„Liederkranz first!“ Kostümfest der sangesfreudigen Karnevalisten aus Haste

Von Markus Strothmann


Osnabrück. Der MGV Liederkranz Haste hat im Kaffeehaus Osterhaus seine traditionelle Kostümsitzung abgehalten. Zusätzlicher Grund zum Feiern: das 125-jährige Bestehen des Vereins, der sich 1893 gegründet hat.

„Ein tolles Bild, das kann ich sagen – so können wir die Sitzung wagen“, kommentierte Sitzungspräsident Ulrich „Grappo“ Tiemann zu Beginn den fast voll besetzten, mit Luftballons geschmückten Saal. Zum gegebenen Anlass hatten sich die allermeisten Gäste in Schale geworfen, nur ganz wenige liefen unverkleidet auf. Besonders schöne Kostümideen: Freiheitsstatue, Kuh und Himmel (mit Wolkenbluse und Sonnenhaube).

Die „Prinzensänger“ des MGV sangen in Clownstracht „Macho, Macho“ – es handelt sich zwar um einen Männergesangverein, aber dass ohne Chorleiterin Anke Mewis nichts geht, ist den Herren durchaus klar.
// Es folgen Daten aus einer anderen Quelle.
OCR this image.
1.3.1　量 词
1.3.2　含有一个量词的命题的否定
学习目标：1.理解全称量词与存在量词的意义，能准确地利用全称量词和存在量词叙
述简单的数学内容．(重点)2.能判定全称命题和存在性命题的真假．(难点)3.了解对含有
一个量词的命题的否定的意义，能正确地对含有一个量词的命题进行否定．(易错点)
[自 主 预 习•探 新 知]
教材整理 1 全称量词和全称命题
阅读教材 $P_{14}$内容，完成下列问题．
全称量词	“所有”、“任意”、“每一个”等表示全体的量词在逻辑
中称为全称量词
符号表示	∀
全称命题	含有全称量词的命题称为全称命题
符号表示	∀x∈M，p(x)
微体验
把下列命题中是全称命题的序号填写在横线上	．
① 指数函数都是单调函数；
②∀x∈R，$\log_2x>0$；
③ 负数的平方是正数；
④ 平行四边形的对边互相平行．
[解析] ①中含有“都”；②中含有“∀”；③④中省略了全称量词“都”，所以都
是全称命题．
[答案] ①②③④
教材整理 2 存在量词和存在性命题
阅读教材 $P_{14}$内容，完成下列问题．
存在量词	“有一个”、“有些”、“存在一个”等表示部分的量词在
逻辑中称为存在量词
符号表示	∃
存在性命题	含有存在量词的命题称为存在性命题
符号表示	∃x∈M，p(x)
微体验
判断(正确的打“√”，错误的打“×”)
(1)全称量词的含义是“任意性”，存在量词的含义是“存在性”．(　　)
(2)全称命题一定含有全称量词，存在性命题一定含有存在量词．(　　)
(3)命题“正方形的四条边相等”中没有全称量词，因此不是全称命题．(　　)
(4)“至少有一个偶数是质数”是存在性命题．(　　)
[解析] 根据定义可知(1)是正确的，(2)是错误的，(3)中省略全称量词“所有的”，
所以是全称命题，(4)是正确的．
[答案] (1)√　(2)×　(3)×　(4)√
Diese bekam denn auch ein ausdrückliches Lob von Grappo Tiemann.

Der MGV-Vorsitzende Rainer Wappler erklärte mit Narrenlogik, warum der Liederkranz Haste viel besser ist als Donald Trump und die USA: „Wir brauchen den direkten Vergleich mit dem mächtigen Mann nicht zu scheuen!“ Sozialer, innovativer und länger im Dienst sei man und habe eigentlich auf jedem Sektor die Nase vorn: „Darum: Liederkranz first!“

Die Maxi-Nettegirls holten sich mit ihrer Tanzeinlage einen Riesenapplaus ab und wurden nicht aus dem Saal gelassen ohne eine Zugabe zum „Cliff und Rexonah“-Song „Ich fand das ganz große Glück mit dir im Zug nach Osnabrück“. Grappo Tiemann fand großes Lob für die Girls in Rot-Weiß: „Die beste Tanzgarde von Osnabrück kommt aus Haste!“

Mit Klaus Perovec ging ein Bayer in die Bütt, um den Haster Narren den „Fasching“ zu erklären, wie der Karneval dort heißt. Das gelang leider nur bedingt, denn die Gags zündeten nicht. Klaus wurde mit höflichem Applaus entlassen. „Vielleicht hätte es mit Übersetzer besser funktioniert“, mutmaßte der Sitzungspräsident angesichts des Vortrags im Dialekt.

Die Showeinlage der Liederkranz-Frauen schlug wieder gut ein: Die Damen simulierten einen „echten Männerabend“ und fabulierten darüber, was noch alles 125 Jahre alt ist neben dem MGV. Unter anderem seien das Zentis-Marmelade, die mitteleuropäische Zeit (MEZ) und Klattes Speisekammer.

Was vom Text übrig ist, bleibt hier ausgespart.